If you get the feeling your rising wages over the last decade aren’t keeping up with the cost of goods and services, you’re right.
With Statistics Canada releasing its latest batch of data from the 2016 census, we find that median household income in B.C. rose 12.6 per cent between 2005 and 2015.That parallels the B.C. increase of 12.2 per cent over that period.
Sounds like good news, but the rate of inflation in B.C. over that decade was 18.9 per cent, more than 50 per cent higher than the jump in wages.
So how are we surviving? Tough to say. Interest rates are considerably lower, so there’s that.
But in what is described as a booming B.C. economy, clearly not enough is trickling down to the middle and lower classes. (The one-percenters, however, are still doing OK. One per cent of the population made more than $250,000 in 2015. That’s up a third over 2005.)
Those at the low end, and even much of the middle class, increasingly struggle due to the disparity in rising wages and inflation.

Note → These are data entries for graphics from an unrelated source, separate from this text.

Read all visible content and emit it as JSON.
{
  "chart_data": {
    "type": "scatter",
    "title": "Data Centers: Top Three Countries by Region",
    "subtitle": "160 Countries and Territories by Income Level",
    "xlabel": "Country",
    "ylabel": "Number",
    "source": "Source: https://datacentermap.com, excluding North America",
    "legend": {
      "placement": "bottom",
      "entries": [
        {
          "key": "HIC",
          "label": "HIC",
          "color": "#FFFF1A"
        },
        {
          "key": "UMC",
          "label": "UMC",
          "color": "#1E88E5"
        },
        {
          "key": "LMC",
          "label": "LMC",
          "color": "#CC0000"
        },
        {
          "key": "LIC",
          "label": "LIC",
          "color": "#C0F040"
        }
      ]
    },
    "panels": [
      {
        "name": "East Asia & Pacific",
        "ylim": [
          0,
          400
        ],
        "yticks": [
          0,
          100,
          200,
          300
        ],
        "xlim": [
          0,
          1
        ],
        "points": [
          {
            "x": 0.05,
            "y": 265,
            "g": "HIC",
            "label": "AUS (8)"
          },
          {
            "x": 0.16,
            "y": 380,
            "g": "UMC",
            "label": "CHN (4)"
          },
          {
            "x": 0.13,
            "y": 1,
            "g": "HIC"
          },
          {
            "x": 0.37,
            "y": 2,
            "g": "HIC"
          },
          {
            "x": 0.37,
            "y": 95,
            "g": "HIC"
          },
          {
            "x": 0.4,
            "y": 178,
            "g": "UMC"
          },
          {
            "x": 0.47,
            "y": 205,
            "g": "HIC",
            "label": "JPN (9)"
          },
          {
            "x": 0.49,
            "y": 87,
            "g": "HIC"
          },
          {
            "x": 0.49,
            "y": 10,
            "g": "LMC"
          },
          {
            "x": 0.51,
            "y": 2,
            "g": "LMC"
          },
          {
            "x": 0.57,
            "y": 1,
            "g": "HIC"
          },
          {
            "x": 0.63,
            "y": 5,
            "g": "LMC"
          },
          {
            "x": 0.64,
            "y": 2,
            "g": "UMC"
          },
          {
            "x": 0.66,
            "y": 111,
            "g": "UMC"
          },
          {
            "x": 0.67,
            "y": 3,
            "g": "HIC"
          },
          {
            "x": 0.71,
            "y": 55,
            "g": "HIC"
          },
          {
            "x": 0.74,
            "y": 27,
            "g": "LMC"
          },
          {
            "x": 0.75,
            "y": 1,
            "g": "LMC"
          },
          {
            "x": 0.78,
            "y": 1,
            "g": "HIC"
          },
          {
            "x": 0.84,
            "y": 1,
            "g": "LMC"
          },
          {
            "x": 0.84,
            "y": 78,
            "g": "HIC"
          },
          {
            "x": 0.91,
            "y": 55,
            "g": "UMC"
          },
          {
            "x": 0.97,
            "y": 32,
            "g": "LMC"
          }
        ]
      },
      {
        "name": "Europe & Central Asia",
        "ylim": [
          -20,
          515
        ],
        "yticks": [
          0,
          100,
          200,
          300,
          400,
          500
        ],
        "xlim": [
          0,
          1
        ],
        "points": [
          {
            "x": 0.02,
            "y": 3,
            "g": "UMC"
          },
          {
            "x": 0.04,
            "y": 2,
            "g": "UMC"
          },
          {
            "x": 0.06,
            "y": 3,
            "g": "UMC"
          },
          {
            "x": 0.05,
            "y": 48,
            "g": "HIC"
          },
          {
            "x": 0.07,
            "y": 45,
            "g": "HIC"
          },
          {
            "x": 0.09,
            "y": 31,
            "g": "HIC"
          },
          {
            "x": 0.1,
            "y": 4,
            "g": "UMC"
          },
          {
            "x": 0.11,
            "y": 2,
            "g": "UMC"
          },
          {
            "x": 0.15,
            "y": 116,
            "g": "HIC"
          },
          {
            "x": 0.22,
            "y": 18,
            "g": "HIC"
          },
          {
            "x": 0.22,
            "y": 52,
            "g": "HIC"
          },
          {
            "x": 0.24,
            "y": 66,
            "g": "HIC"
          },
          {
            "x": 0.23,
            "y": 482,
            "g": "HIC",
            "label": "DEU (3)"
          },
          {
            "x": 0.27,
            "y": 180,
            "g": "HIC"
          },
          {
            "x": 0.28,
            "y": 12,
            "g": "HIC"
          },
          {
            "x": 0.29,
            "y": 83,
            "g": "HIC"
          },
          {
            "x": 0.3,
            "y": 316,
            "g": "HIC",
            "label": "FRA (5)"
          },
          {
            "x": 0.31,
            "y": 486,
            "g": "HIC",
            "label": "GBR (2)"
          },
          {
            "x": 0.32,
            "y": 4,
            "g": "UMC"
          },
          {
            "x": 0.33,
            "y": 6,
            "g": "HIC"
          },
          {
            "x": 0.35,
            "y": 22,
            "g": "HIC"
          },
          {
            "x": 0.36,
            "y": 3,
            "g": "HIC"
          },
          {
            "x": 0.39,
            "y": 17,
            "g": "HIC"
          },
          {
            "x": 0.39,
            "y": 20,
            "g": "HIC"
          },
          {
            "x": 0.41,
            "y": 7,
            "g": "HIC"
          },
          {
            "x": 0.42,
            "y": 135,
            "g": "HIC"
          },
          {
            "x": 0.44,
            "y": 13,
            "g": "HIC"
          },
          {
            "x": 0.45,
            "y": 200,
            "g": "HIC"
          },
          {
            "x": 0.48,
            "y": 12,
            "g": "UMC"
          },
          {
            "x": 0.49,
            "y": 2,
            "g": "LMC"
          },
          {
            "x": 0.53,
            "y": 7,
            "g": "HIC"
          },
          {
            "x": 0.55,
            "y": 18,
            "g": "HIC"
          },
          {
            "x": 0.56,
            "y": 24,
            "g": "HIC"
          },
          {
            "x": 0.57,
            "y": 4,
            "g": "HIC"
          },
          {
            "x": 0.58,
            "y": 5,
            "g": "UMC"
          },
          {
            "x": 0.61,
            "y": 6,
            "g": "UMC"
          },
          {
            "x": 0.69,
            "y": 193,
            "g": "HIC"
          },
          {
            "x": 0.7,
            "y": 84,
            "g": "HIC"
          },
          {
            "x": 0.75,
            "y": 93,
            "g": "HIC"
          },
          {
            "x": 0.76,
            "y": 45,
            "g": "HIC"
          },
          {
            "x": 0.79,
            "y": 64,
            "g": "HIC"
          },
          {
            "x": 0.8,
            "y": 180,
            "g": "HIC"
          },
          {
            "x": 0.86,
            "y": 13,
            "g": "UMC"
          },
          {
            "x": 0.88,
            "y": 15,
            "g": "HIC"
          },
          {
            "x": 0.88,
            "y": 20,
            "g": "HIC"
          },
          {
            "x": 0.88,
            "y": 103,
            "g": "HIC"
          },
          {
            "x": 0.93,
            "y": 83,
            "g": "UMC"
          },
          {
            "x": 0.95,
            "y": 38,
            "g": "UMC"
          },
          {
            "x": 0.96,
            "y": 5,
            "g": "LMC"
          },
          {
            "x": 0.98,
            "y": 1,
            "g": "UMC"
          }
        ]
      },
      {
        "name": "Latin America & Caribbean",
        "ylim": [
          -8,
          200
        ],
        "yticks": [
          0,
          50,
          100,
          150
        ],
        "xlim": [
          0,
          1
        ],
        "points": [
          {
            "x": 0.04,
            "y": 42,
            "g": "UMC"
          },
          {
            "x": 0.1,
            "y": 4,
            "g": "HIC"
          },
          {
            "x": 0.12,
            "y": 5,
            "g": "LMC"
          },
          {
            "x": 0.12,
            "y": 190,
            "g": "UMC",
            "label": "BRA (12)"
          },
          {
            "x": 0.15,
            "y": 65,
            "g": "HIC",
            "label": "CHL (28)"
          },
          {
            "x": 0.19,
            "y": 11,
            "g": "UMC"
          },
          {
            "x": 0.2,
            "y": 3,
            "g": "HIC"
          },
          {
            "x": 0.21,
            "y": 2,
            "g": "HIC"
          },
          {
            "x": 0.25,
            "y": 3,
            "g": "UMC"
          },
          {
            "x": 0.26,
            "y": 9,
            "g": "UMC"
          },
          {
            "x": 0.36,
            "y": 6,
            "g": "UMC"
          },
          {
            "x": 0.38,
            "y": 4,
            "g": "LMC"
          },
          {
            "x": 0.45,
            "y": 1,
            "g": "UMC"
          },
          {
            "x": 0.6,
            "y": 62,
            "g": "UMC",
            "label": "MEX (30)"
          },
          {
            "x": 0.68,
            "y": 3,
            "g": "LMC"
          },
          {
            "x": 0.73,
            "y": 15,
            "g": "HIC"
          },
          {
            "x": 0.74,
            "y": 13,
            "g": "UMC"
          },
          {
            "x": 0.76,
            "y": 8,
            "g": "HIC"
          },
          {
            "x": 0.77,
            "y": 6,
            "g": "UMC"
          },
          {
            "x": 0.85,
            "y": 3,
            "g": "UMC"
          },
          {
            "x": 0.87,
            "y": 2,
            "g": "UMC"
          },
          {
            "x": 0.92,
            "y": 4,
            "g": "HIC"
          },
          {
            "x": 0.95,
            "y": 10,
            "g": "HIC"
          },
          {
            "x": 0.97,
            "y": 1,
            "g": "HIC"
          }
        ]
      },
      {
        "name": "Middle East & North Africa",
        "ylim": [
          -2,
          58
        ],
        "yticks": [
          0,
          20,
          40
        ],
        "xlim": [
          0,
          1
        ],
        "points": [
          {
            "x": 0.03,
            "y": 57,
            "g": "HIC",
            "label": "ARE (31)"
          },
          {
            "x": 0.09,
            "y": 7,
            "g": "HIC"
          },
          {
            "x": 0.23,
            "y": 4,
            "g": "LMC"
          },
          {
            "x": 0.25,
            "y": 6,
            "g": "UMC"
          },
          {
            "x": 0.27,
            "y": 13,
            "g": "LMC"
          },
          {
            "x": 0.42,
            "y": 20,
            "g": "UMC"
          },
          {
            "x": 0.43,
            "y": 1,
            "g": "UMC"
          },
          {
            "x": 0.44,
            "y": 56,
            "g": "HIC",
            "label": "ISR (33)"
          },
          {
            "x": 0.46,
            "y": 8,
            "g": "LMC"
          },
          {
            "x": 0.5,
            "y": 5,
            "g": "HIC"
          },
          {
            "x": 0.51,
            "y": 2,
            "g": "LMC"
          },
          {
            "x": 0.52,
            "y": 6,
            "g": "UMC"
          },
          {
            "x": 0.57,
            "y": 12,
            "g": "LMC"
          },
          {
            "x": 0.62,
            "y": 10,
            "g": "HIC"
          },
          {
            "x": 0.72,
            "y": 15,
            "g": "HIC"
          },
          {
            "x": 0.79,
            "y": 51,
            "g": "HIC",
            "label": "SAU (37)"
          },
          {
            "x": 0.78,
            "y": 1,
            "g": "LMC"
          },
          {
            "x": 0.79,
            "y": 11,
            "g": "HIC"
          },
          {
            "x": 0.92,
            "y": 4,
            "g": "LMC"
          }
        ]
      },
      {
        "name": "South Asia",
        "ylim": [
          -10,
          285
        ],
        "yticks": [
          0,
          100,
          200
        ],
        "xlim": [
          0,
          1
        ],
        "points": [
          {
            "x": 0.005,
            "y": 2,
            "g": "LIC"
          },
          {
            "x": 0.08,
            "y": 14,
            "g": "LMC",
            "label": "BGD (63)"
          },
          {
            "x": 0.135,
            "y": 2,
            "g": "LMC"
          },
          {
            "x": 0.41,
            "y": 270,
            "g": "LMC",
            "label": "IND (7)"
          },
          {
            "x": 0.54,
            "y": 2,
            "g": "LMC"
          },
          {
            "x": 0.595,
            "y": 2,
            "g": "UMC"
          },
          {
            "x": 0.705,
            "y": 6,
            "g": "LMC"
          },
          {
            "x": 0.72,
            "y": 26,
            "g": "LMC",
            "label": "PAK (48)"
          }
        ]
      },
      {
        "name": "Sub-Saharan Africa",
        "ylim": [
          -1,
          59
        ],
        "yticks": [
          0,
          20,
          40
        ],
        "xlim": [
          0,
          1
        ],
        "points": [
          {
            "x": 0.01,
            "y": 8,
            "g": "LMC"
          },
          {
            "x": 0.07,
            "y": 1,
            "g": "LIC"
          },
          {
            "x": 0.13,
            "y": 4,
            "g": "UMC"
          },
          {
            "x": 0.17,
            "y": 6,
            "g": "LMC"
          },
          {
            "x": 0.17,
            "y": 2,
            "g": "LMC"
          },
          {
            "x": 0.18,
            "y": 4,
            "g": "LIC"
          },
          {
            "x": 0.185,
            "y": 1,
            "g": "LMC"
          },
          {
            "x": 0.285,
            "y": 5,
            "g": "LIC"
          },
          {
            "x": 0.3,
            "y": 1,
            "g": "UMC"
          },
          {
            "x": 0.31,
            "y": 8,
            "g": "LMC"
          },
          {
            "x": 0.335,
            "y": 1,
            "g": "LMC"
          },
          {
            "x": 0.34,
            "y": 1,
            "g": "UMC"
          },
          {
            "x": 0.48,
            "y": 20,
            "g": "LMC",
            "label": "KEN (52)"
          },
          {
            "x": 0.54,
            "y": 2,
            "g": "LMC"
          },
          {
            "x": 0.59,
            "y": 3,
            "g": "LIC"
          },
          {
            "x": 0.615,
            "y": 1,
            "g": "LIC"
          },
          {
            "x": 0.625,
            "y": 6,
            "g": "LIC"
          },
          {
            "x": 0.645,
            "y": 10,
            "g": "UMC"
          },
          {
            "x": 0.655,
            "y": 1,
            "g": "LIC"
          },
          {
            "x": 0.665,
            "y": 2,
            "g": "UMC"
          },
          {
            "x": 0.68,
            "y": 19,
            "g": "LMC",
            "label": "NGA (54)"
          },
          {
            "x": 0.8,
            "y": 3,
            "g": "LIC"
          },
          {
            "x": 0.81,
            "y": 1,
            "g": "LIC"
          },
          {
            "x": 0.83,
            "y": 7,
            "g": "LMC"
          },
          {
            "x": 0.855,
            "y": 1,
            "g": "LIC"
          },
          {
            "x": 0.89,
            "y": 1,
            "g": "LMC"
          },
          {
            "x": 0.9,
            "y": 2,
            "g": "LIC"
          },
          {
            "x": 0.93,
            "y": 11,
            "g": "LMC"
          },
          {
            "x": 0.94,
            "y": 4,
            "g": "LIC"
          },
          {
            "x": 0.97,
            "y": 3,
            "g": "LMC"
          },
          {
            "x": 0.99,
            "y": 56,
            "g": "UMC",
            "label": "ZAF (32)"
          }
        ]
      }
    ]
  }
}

Of course, the biggest hurdle in all of this is real estate and rental prices. Income may have risen 12.6 per cent, inflation may have been 18.9 per cent, but the price of the average house has gone up nearly 100 per cent in many markets. So here we are in 2017. What’s next?
The outgoing BC Liberals touted balanced budgets and a strong economy as a reason to vote them in again. But even in the strong economy they took credit for, many couldn’t find affordable housing, and working-class wages remained stagnant.
Time will tell if the recent change in government in Victoria – and tax changes in Ottawa – will help the trickle turn to a flow or, as the new BC Liberals in opposition claim, NDP policy will stifle the economy and we’ll all suffer more.